Conclusion and Future Directions
It has been well described that human aging results in IMT thickening within the arterial wall. Either separately or in conjunction with this increase in IMT the artery starts to stiffen and lose elasticity with advancing age. Ultimately these changes in vascular structure and function lead to an overall decline in vascular health with age. What is not known is whether these changes in vascular structure and function are a natural part of the aging process or simply a result of lifestyle choices. Children and adolescents serve as a natural control to investigate the role of aging and lifestyle choices on vascular health. Clearly, diseases such as type 1 and type 2 diabetes, obesity, hypertension, and inflammatory conditions negatively affect vascular structure and function early on in a child’s life.
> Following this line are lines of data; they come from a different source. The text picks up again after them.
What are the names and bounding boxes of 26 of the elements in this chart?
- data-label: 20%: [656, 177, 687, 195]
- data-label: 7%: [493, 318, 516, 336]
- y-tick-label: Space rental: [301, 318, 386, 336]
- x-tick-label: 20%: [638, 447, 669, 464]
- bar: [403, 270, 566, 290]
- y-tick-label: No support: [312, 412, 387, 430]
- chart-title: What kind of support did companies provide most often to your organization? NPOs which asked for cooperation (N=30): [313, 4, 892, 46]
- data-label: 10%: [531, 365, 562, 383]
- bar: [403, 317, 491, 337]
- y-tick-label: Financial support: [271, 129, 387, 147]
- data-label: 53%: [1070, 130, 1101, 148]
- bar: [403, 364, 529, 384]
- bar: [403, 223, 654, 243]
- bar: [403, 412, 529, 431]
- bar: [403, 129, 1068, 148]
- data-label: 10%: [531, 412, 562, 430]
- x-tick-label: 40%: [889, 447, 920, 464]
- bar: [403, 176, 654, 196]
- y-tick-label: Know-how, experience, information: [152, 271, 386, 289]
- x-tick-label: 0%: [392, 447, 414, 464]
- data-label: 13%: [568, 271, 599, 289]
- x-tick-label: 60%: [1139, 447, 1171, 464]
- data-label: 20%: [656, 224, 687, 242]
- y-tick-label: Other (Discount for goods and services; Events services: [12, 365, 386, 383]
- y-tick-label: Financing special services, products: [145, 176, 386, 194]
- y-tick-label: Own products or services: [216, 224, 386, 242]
Interventions that affect one’s lifestyle such as increased exercise, weight loss, or manipulations in nutrient composition can alter the impact of these conditions on vascular structure and function.
Although research in the past decade has increased our overall knowledge about the structure and function of the vasculature little is known regarding the mechanisms that result in improvements in vascular structure and function after exercise training or weight loss or other lifestyle modifications. This is especially true in children where the use of lifestyle modifications to treat various disease and chronic health conditions is just gaining interest. In addition, information regarding the optimal exercise prescription (ie, duration, frequency, intensity) or dietary composition that result in sustained improvements in vascular structure and function is lacking. Future studies need to focus on understanding the mechanisms as well as the exact lifestyle prescription that are necessary to bring about vascular health.
Footnotes
Declaration of Conflicting Interests: The author(s) declared no potential conflicts of interest with respect to the research, authorship, and/or publication of this article.